Microsoft have a page on sysprep. I forgot to use sysprep (hence this post) so you’ll have to google this section. Good Luck.

Ultrasoft Drive Snapshot

Use the ‘snapshot’ software from a startup disk in your original machine (eg bartpe) or by installing the original hard drive in another pc (let’s call it the host pc) and running ‘snapshot’ on the host machine. This is required because snapshot needs exclusive access to the source hard drive partition (the one you’re cloning), so you can’t be running windows off the drive you’re cloning whilst cloning.

You need the same amount of space free on your target hard drive partition as the source partition. If you have alot of free space on the source partition, it might help to resize it, eg using Partition Magic.

Use the ‘snapshot’ program to extract the cloned partition to the target hard drive. You can then boot into your target machine and finish. If you have trouble booting, mark the partition as active (can be done from boot cds, or installing drive in different machine and using the computer manager from the windows control panel.) Make sure the MBR has a working boot loader (eg use fixmbr from windows installation cd restore mode to reinstall bootloader.)

Troubleshooting ie forgetting to sysprep

If you cloned the partition and tried to boot it without sysprep’ing before cloning you will probably get problems starting the computer. It either restarts endlessly, or you get a blue screen (STOP 0x0000007B messages indicating problem with boot drive).

This usually happens because windows has problems starting in the new machine, as it is still setup for the old machine. One way to solve this problem is to install windows on your target machine in a new & empty partition. Then you need to copy over the system/sam/ security files from C:\windows\system32\config over to the problematic install. This will effectively overwrite the data windows keeps about the system hardware. I already had a windows installation on my target machine, so I copied these files over, and in my case this allowed me to boot into the cloned windows partition!

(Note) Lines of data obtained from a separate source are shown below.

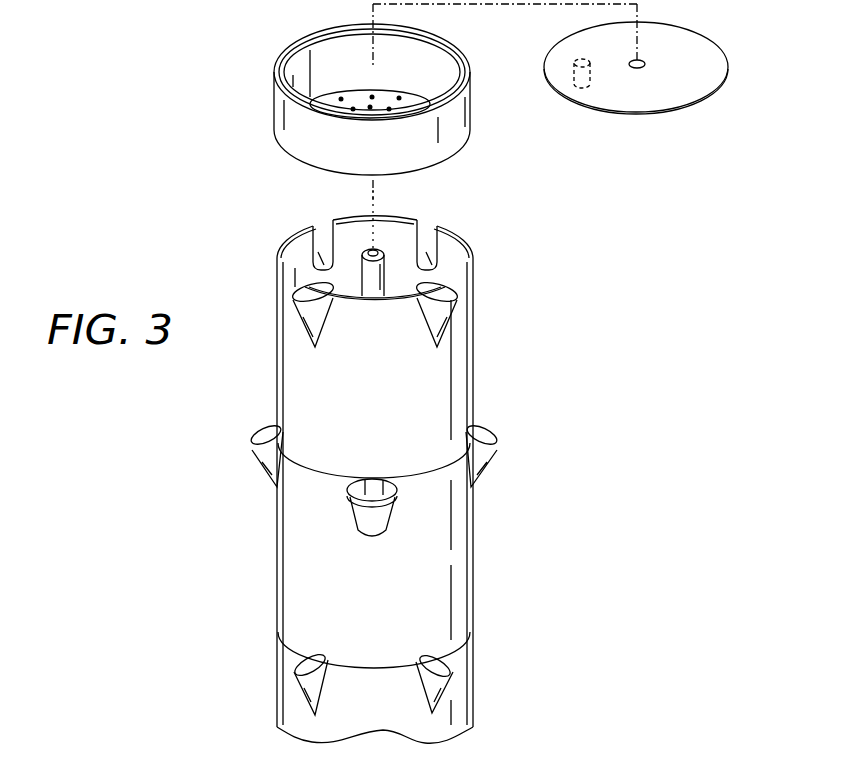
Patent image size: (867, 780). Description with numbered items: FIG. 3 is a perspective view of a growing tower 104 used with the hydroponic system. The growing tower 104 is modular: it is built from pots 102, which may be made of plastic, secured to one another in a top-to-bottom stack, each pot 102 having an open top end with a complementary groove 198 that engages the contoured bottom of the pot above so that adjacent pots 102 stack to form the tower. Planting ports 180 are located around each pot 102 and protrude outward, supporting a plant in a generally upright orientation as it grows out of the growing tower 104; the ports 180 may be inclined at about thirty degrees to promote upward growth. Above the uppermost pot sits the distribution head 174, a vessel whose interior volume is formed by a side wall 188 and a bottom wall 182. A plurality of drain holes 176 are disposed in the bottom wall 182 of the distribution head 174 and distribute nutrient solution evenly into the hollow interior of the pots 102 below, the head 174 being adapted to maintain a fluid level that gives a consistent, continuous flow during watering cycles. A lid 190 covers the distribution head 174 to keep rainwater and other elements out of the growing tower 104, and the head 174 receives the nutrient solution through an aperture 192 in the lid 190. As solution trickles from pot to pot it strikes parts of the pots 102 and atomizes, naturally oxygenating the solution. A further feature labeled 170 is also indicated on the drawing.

The pot 102 is at (290, 368).
The growing tower 104 is at (532, 540).
The outer sleeve 170 is at (375, 753).
The distribution head 174 is at (254, 104).
The drain holes 176 is at (370, 96).
The planting ports 180 is at (445, 333).
The bottom wall 182 is at (442, 158).
The side wall 188 is at (275, 145).
The lid 190 is at (667, 117).
The aperture 192 is at (566, 78).
The complementary groove 198 is at (240, 603).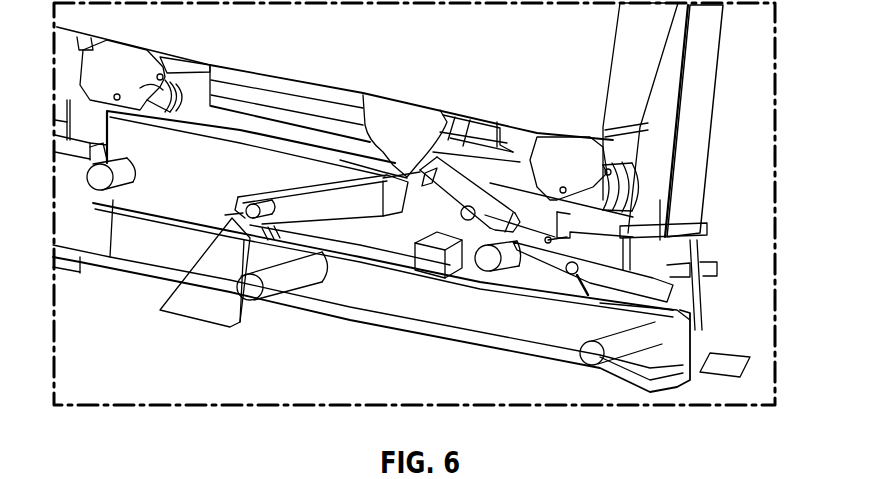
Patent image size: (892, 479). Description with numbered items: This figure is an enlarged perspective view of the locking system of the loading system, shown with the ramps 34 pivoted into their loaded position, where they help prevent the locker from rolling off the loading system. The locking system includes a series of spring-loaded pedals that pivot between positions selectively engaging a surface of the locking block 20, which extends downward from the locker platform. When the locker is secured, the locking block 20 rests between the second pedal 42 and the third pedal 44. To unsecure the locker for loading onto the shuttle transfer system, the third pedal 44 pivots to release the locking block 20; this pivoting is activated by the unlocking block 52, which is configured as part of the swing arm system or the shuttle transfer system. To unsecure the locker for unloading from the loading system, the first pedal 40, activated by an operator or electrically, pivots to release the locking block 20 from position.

The only problem then remaining is that you might have registry entries in your old config files that are required by the software you had installed. These have to be manually sorted out by mounting the hives in regedit and copying the required data out. This is possible for a few registry entries (eg Windows Services entries etc.) but it’s probably too much hassle otherwise.

TODO

My problems were solved after copying over the configuration files, and fixing a few registry entries.

If you have time, instead of overwriting the entire SAM/SECURITY/SYSTEM hives, only overwrite the sections containing hardware information. Which sections are those? No idea, you’ll need to find out. Copy out enough registry entries to get it to boot (may only be those regarding chipset/graphics card/hd.)

Otherwise, find a guide on sysprep’ing after cloning and try that. Oh and let me know if that works.